In the 1990s, Marvel was failing. Flailing, actually. It was owned by the head of Revlon, who didn’t are about comics and cared even less about the creators. The most popular in the industry left to form Image, Valiant, and other independent companies, while stalwart mainstays like Chris Claremont found themselves relegated from lofty, powerful positions to mere freelancers. In an effort to put Spider-Man, Ghost Rider, and Punisher in more comics, Marvel launched the 2099 line.
And it was actually pretty good.
Or, at least half of it was.
The line debuted with four titles. Spider-Man 2099 was given to Peter David and Rick Leonardi, a Spider-Man A-team. David was famous for killing Jean DeWolff, and Leonardi illustrated the main Amazing Spider-Man title for years. It was a good launch, and a good comic.
The book starts with Miguel O’Hara working and designing products for a big corporation, Alchemax, run by a vaguely evil-ish old white dude. As a result of the company’s research, Miguel gets his powers. Sound familiar? That’s because both Ultimate Spider-Man and The Amazing Spider-Man movie borrowed heavily from this narrative. And even more interesting: Marvel launched its 2099 with Spider-Man, and also launched its Ultimates line with Spider-Man.
Peter David does a great job at creating a distinct universe, one that isn’t full of cyphers of folks who surround Peter Parker in the 616, but he also pays appropriate homage through the character of Lyla, O’Hara’s constant computer-hologram companion…
Yes. We’re off to a good start. 1 for 1. Then came Ravager, written by Stan Lee, and nothing (nothing!) could make me read that. You should also avoid it.
But Punisher 2099 and Doom 2099 on the other hand…
As part of my irregular “evolution of the Punisher” series, I always intended to read at least a few issues of Punisher 2099. It’s really the only major take on the character that I haven’t looked at yet. But, while I was at it, I thought about Spider-Man 2099—a well-reviewed book by one of my favorite authors, but one I’ve never read, or even really thought about reading.
Spider-Man 2099 was a crisp, fast-paced romp—much like the tone of Ultimate Spider-Man, which introduced the Ultimate line of books a decade later. Doom and Punisher are quite different, and each in their own way are great examples of how to reimagine a major character.
Doom 2099 in many ways was the most interesting. Unlike the other books, this title actually stars the “real” Doctor Doom, who is time displaced and arrives in 2099 Latveria confused and angered by what has happened to his country. In this way, writer John Francis Moore turns Victor Von Doom into a future version of Captain America: A man out of time, a symbol of what his country once was, and a champion of the values of the past.
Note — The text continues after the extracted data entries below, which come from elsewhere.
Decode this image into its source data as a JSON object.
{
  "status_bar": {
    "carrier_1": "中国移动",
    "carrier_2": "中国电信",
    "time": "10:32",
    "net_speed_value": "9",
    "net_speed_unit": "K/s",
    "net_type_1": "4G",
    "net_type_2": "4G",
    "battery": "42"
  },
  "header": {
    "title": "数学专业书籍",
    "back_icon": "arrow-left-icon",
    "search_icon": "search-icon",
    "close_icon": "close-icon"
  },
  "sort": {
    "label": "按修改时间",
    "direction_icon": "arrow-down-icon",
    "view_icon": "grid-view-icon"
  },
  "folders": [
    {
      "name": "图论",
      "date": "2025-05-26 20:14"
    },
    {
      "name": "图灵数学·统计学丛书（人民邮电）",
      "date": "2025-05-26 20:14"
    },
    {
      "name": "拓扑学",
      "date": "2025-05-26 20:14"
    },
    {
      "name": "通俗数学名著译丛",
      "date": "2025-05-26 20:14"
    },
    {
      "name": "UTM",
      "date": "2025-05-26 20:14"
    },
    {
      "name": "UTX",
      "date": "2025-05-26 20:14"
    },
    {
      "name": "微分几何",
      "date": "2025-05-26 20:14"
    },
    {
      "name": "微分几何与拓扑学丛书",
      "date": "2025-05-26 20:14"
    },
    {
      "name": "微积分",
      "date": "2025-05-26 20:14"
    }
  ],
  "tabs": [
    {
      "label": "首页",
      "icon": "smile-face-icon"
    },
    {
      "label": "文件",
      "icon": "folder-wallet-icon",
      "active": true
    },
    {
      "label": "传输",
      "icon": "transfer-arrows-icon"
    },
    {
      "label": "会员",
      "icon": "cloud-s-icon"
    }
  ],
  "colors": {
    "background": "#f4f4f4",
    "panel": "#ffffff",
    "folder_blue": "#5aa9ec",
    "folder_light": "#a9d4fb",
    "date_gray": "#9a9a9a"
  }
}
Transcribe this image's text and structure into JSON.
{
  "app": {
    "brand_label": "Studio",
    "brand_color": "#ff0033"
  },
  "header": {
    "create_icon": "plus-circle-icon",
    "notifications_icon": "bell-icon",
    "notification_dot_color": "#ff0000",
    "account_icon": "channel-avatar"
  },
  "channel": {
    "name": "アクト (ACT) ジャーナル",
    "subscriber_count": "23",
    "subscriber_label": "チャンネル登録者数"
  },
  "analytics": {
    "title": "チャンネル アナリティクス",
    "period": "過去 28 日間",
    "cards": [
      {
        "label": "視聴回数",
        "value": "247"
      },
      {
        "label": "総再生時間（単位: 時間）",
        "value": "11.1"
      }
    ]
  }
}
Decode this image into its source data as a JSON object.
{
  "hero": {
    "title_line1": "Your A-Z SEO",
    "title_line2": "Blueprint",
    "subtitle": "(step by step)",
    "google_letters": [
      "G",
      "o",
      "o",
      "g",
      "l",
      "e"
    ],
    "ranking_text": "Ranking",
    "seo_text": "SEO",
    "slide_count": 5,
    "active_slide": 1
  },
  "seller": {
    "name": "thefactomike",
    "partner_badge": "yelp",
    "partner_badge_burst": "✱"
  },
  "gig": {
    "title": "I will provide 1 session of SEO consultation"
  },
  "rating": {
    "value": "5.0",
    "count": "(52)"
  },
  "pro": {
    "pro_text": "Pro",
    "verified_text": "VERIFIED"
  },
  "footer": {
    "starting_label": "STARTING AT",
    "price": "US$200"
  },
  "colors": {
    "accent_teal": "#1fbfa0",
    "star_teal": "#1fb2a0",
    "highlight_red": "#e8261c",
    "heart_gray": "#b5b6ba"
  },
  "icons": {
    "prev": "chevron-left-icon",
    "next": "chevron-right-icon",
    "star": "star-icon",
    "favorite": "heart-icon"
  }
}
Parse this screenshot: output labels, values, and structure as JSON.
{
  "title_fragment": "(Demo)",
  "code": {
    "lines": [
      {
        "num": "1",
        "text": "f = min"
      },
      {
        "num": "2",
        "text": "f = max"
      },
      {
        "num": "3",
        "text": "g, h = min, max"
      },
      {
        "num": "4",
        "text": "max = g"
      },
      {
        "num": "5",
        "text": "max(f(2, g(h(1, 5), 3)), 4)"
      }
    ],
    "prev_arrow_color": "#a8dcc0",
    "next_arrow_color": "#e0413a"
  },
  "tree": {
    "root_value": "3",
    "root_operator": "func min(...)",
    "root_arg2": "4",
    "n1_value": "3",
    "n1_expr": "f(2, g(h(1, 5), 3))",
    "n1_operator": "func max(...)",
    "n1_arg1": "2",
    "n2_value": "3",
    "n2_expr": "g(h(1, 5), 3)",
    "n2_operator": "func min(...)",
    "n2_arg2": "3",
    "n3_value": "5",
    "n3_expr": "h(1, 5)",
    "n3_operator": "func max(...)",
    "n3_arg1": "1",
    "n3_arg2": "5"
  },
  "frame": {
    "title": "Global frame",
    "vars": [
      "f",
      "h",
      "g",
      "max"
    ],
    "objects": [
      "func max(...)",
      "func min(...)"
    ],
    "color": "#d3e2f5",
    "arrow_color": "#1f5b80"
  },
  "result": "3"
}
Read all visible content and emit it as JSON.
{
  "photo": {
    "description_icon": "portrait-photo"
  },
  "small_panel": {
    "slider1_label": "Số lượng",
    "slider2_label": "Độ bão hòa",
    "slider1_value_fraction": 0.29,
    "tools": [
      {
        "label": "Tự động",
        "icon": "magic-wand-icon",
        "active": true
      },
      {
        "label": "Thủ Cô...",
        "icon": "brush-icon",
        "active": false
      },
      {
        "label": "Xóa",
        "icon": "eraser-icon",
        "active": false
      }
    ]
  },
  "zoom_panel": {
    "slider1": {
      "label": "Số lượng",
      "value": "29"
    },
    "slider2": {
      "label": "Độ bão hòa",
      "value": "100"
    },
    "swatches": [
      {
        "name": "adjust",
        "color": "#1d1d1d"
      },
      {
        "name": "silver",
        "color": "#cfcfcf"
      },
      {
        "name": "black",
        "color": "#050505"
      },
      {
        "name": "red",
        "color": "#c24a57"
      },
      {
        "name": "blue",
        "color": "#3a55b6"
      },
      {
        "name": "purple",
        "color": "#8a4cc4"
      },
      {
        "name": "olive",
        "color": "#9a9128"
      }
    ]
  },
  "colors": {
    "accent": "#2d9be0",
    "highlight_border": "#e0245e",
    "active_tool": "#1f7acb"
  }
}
It even turns him from a megalomaniac into a protector:
Doom 2099 stands in stark contrast to Punisher 2099. The latter is extremely similar to the Punisher of the 616, even down the ominous character name (Jake Gallows). But where Doom is a time traveler, Gallows finds the original Punisher’s War Journals, and uses them to create his own vigilante identity and avenge wrongs done to his loved ones. The similarity of storyline and character should not dissuade you from reading the book, however: Punisher 2099 is, based on the first half-dozen issues I’ve read so far, one of the best Punisher stories ever.
The author, Pat Mills, came to Marvel from writing Judge Dredd—a horrendously violent antiauthoritarian book about a lawman who serves as judge, jury, and executioner. Similarly, Punisher 2099 is a police officer who wears the white skull shirt on his off time. The writing, as you can see above, is gritty and tough—and very well done. But it’s flourishes that make this book so neat: Punisher has his own prison in the basement, and a gallows–how is it the 616 Punisher never did that?
Other interesting aspects of this new universe: The people of the 2099 worship Thor (who hasn’t appeared on Earth in years) as the one true God–a stark contrast to the need for vigilante justice. And Hulk is truly bestial.
The launch was successful enough that X-books followed, as well as a Ghost Rider who was basically the same as every other Ghost Rider: He looked cool, but his comic sucked.